Compound Interest Calculator
Calculate the final amount and total interest for compound interest investments with various compounding frequencies
Compound Interest Formula
A = P × (1 + r/n)^(n×t)- P — Principal (initial investment amount)
- r — Annual interest rate (as decimal, e.g. 5% = 0.05)
- n — Compounding frequency per year (yearly=1, semi-annually=2, quarterly=4, monthly=12)
- t — Investment period (years)
- A — Final amount (principal + interest)
Calculation Example
Given: Principal $100,000, annual rate 5%, 10 years, compounded monthly
Step 1: r/n = 0.05/12 = 0.004167, n×t = 12×10 = 120
Step 2: A = 100,000 × (1 + 0.004167)^120
Result: Final amount ≈ $164,700.95, total interest ≈ $64,700.95
How to Use
- Enter the investment principal amount
- Enter the annual interest rate (percentage)

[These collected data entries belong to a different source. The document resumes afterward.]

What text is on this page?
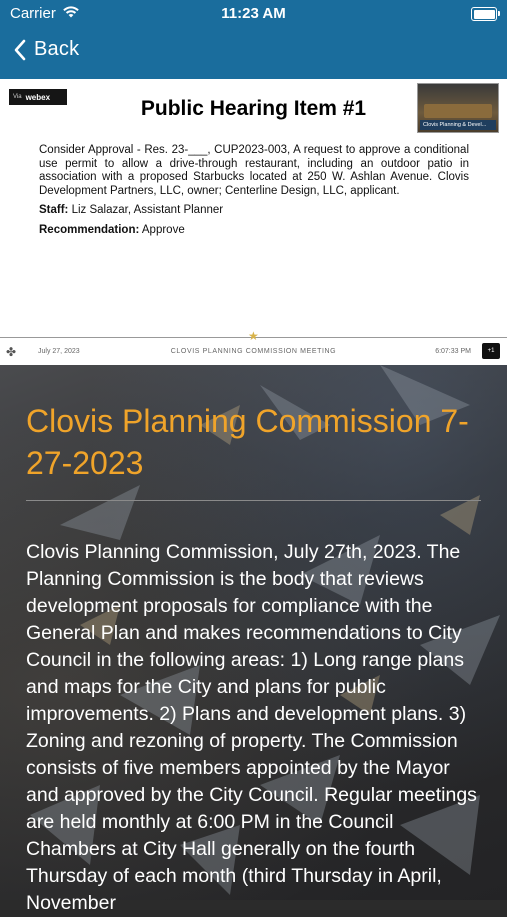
Carrier	11:23 AM
Back
Via webex
Clovis Planning & Devel...
Public Hearing Item #1
Consider Approval - Res. 23-___, CUP2023-003, A request to approve a conditional use permit to allow a drive-through restaurant, including an outdoor patio in association with a proposed Starbucks located at 250 W. Ashlan Avenue. Clovis Development Partners, LLC, owner; Centerline Design, LLC, applicant.
Staff: Liz Salazar, Assistant Planner
Recommendation: Approve
★
✤	July 27, 2023	CLOVIS PLANNING COMMISSION MEETING	6:07:33 PM	+1
Clovis Planning Commission 7-27-2023

Clovis Planning Commission, July 27th, 2023. The Planning Commission is the body that reviews development proposals for compliance with the General Plan and makes recommendations to City Council in the following areas: 1) Long range plans and maps for the City and plans for public improvements. 2) Plans and development plans. 3) Zoning and rezoning of property. The Commission consists of five members appointed by the Mayor and approved by the City Council. Regular meetings are held monthly at 6:00 PM in the Council Chambers at City Hall generally on the fourth Thursday of each month (third Thursday in April, November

- Enter the investment period (years) and compounding frequency
- Click the "Calculate" button to see the final amount, total interest, and ratio chart
FAQ
What is the difference between compound and simple interest?
Simple interest is calculated only on the principal, while compound interest is calculated on the principal plus accumulated interest. Over time, compound interest yields significantly more — this is known as the "compounding effect" or "snowball effect."
Does higher compounding frequency mean more earnings?
Yes, with the same annual rate, higher compounding frequency (e.g., monthly vs yearly) results in a slightly higher final amount, because interest is added to the principal more frequently. However, the difference is usually modest.
What is the Rule of 72?
The Rule of 72 is a quick way to estimate how long it takes for an investment to double: divide 72 by the annual interest rate (%). For example, at 6% annual rate, it takes approximately 72 ÷ 6 = 12 years to double.